The Supreme Court confirms when executives can be sanctioned for the anticompetitive behavior of their companies

Judgment of the Supreme Court of 28 January 2020

Jordi Faus, Lluís Alcover



Article 63.2 of the Spanish Law on Defence of Competition (LDC) allows the Spanish Competition Authority (CNMC) to impose fines up to 60,000 Eur to legal representatives and executives who participate in agreements or decisions adopted by the companies or associations they represent in breach of the LDC. During the last twelve months, the case law has outlined the requirements for the application of this article.

In 2019, the Supreme Court endorsed the competence of the CNMC to fine executives on the basis of article 63.2 and confirmed that the publication of their names does not violate their right to honor and personal privacy (judgments of 28 March and 9 April of 2019). Later on, the Supreme Court clarified the requirements to impose sanctions on executives (judgment of 1 October 2019), and more recently, it has provided more details about the criteria and conditions to be taken into account on this matter (judgment of 28 January 2020).

An individual may be fined on the basis of article 63.2 of the LDC if he or she (i) is effectively a “legal representative” or a “person who belongs to any management body” of the infringing company (subjective condition) and (ii) “has participated” in the illegal agreement or decision (objective requirement).

Who is a legal representative or executive?

Individuals may only be sanctioned if they are legal representatives or members of a management body of the infringing undertaking.
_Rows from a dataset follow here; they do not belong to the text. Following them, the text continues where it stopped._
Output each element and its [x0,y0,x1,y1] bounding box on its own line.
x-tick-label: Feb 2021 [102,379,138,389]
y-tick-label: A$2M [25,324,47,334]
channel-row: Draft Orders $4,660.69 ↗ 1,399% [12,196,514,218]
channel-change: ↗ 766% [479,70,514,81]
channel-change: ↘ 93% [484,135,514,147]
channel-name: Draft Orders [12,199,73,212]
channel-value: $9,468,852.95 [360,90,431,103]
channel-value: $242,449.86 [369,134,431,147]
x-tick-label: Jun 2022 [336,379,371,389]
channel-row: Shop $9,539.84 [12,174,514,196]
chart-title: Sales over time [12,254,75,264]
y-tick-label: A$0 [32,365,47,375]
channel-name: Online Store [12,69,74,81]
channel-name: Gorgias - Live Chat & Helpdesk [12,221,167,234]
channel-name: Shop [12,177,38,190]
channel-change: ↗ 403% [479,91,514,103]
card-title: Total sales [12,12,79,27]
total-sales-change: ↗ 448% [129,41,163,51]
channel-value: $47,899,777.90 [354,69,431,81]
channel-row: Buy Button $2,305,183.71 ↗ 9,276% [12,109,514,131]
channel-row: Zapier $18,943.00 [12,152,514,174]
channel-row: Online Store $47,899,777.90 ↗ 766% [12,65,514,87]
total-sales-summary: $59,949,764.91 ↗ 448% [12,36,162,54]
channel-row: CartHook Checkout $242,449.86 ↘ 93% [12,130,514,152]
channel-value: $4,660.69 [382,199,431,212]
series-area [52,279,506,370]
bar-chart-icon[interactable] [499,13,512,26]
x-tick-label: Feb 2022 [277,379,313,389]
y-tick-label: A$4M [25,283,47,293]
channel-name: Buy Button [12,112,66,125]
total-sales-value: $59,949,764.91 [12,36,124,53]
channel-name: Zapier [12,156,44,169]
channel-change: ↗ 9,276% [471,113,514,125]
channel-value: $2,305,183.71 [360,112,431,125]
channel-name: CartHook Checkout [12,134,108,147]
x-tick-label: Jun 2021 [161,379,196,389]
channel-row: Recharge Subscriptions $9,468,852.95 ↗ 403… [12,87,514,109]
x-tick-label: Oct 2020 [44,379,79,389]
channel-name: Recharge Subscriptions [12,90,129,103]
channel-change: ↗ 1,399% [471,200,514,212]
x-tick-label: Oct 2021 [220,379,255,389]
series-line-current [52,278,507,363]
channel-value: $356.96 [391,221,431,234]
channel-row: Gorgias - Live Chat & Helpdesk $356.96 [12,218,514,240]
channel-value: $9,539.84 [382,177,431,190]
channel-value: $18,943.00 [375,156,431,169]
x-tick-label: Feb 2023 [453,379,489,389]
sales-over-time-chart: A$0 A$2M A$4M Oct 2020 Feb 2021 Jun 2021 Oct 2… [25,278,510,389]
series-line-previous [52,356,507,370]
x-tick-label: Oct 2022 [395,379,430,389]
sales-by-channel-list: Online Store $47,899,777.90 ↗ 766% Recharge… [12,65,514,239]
The CNMC, therefore, cannot impose fines to other individuals, even if they have had a decisive intervention in the agreement or decision adopted by the company or association in breach of the LDC.
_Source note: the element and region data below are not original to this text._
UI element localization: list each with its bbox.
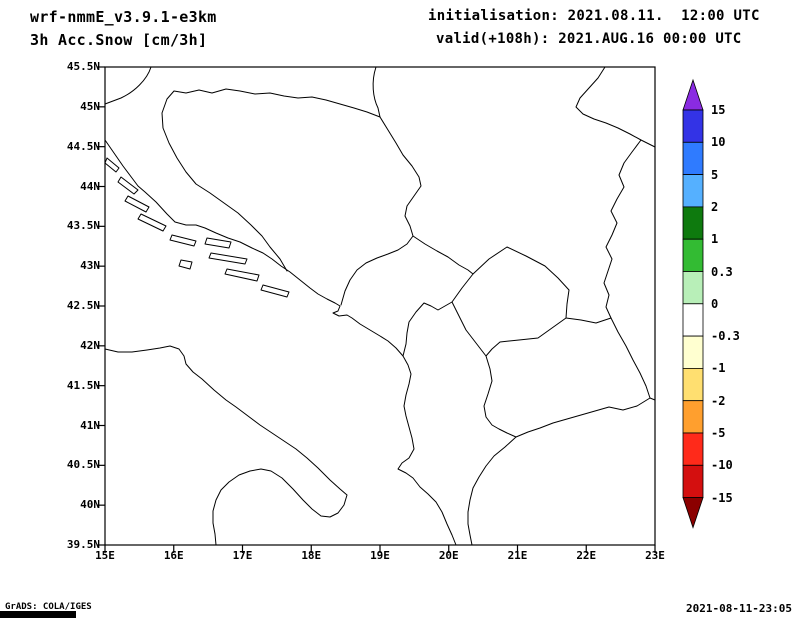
x-axis-label: 20E: [438, 549, 459, 562]
colorbar-label: -1: [711, 361, 726, 376]
y-axis-label: 42.5N: [66, 299, 100, 312]
y-axis-label: 44.5N: [66, 139, 100, 153]
island: [204, 237, 232, 249]
grads-credit: GrADS: COLA/IGES: [5, 602, 92, 612]
variable-title: 3h Acc.Snow [cm/3h]: [30, 31, 208, 49]
model-title: wrf-nmmE_v3.9.1-e3km: [30, 8, 217, 26]
border-macedonia-greece: [515, 397, 651, 438]
border-serbia-romania: [575, 66, 656, 148]
border-bosnia-serbia-montenegro: [340, 116, 422, 306]
colorbar-label: -0.3: [711, 329, 740, 344]
x-axis-label: 17E: [232, 549, 253, 562]
island: [124, 195, 150, 213]
colorbar-segment: [682, 141, 704, 176]
y-axis-label: 43N: [80, 259, 100, 273]
colorbar-segment: [682, 335, 704, 369]
colorbar-label: 5: [711, 167, 719, 182]
colorbar-segment: [682, 109, 704, 143]
colorbar-segment: [682, 206, 704, 240]
border-croatia-bosnia-sava: [161, 88, 381, 272]
colorbar-segment: [682, 174, 704, 208]
y-axis-label: 41.5N: [66, 378, 100, 392]
island: [260, 284, 290, 298]
y-axis-label: 41N: [80, 418, 100, 432]
x-axis-label: 23E: [645, 549, 665, 562]
x-axis-label: 16E: [163, 549, 184, 562]
axis-ticks: [97, 66, 656, 553]
colorbar-label: 2: [711, 199, 719, 214]
border-croatia-serbia-danube: [372, 66, 381, 118]
border-serbia-montenegro: [412, 235, 474, 275]
border-serbia-macedonia: [565, 317, 612, 324]
x-axis-label: 22E: [576, 549, 597, 562]
island: [117, 176, 139, 195]
border-albania-greece: [467, 436, 517, 546]
colorbar-label: -10: [711, 458, 733, 473]
island: [224, 268, 260, 282]
coastline-east-adriatic: [104, 139, 457, 546]
colorbar-arrow-down: [682, 497, 704, 529]
colorbar-label: -2: [711, 393, 726, 408]
colorbar: [682, 78, 704, 529]
island: [169, 234, 197, 247]
colorbar-segment: [682, 400, 704, 434]
coastline-italy-apulia: [104, 345, 348, 546]
colorbar-segment: [682, 432, 704, 466]
island: [104, 157, 120, 173]
border-macedonia-bulgaria: [610, 317, 656, 401]
colorbar-label: 15: [711, 103, 726, 117]
colorbar-segment: [682, 367, 704, 402]
y-axis-label: 42N: [80, 338, 100, 352]
colorbar-segment: [682, 303, 704, 337]
island: [178, 259, 193, 270]
y-axis-label: 40.5N: [66, 458, 100, 472]
x-axis-label: 19E: [370, 549, 390, 562]
x-axis-label: 21E: [507, 549, 528, 562]
colorbar-label: -5: [711, 426, 726, 440]
y-axis-label: 44N: [80, 179, 100, 193]
x-axis-label: 18E: [301, 549, 322, 562]
map-frame: [104, 66, 656, 546]
colorbar-arrow-up: [682, 78, 704, 111]
border-montenegro-albania: [402, 301, 453, 357]
y-axis-label: 40N: [80, 498, 100, 512]
colorbar-segment: [682, 238, 704, 272]
geography: [104, 66, 656, 546]
colorbar-segment: [682, 271, 704, 305]
island: [137, 213, 167, 232]
y-axis-label: 45.5N: [66, 60, 100, 73]
border-serbia-bulgaria: [603, 139, 642, 319]
border-albania-macedonia: [483, 355, 517, 438]
colorbar-label: 0: [711, 296, 719, 311]
colorbar-label: 0.3: [711, 264, 733, 279]
bottom-black-bar: [0, 611, 76, 618]
y-axis-label: 45N: [80, 99, 100, 113]
border-slovenia-croatia: [104, 66, 152, 105]
colorbar-label: -15: [711, 490, 733, 505]
valid-time: valid(+108h): 2021.AUG.16 00:00 UTC: [436, 31, 742, 47]
y-axis-label: 43.5N: [66, 219, 100, 233]
border-kosovo: [451, 246, 570, 357]
init-time: initialisation: 2021.08.11. 12:00 UTC: [428, 8, 760, 24]
x-axis-label: 15E: [95, 549, 115, 562]
colorbar-label: 1: [711, 232, 719, 247]
render-timestamp: 2021-08-11-23:05: [686, 602, 792, 615]
colorbar-label: 10: [711, 135, 726, 150]
y-axis-label: 39.5N: [66, 538, 100, 551]
island: [208, 252, 248, 265]
colorbar-segment: [682, 464, 704, 498]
The Supreme Court, in this judgement, clarifies who may be deemed as a member of a management body.

This judgment confirms that a management body may be a single person. If a sales director agrees prices with a competitor, he or she will not be able to use as a defence the fact that there is no collegiate body making decisions on sales.

The Supreme Court considers as an executive of a company, any person that is entitled to adopt decisions that mark, condition or direct the business of such company. It falls upon the CNMC to prove, on a case by case basis, that a given person is, in fact, an executive (or a member of a management body), and that such person performs the mentioned functions.

Further, the Supreme Court understans tha bearing the label of “executive” is not sufficient to consider someone as an executive. It is necessary, as indicated, to analyze its functions, autonomy and responsibilities; and to assess whether the person or body in question, for the purposes of deciding about the unlawful action, is subordinated to other bodies different than the general shareholders meeting. The appointment of the executive and his or her reporting obligations, as well as the by-laws and the organizational chart of the company, are also important elements to look into.

Finally, the Court makes it very clear that individuals performing technical or administrative functions, or other less qualified roles, shall not be deemed as executives and, therefore, cannot be fined on an individual basis.

Objective condition: participation in the anticompetitive agreement

The second condition to impose a fine to an executive or a legal representative is the proof of his/her “participation” in the unlawful agreement or decision. Regarding this requisite, the Supreme Court reaffirms that the participation does not need to be express, active, decisive or essential.

The Supreme Court, in view of the EU case law regarding the assessment of the participation of undertakings in anticompetitive agreements, concludes that the persons who intervene in an unlawful agreement (and therefore the ones that can be individually fined) are not only the ones actively participating in such unlawful agreement or decision, but also those intervening in a subordinated, ancillary or passive manner by means of their presence in meetings at which anticompetitive agreements or decisions are concluded without clearly opposing them or reporting them to the administrative authorities.

From the Supreme Court’s rationale, it is unclear what an individual should do to avoid being accused of passively participating in an anticompetitive agreement. Is it enough to take just one of the two described actions (oppose the agreement or report it to the authorities)? Or, to the contrary, is it necessary to both oppose the agreement and report it to the authorities? While some paragraphs of the judgement may allow to defend that the sole opposition of the executive should be sufficient; other parts of the judgement are less clear in this respect.

In our opinion, requiring executives to report to the competent authorities to be exempted from personal liability is disproportionate. The Law punishes those who participate in an anticompetitive agreement or conduct; and the express opposition of a person should be a sufficient to understand that such person has not participated in the infringement. In some cases, the executive may consider that reporting to the authorities is the most appropriate course of action to protect its own or the company’s interests, but reporting against an association, a competition or your own company is something complicated, and it would not be reasonable to fine those who do not do so.

Finally, it is important to bear in mind that the intensity of the participation of the executive may be relevant to determine the amount of the fine, but not the existence of liability. The mere participation in an unlawful agreement in the terms described above, even if such participation is irrelevant, is sufficient for the executive to potentially face liability.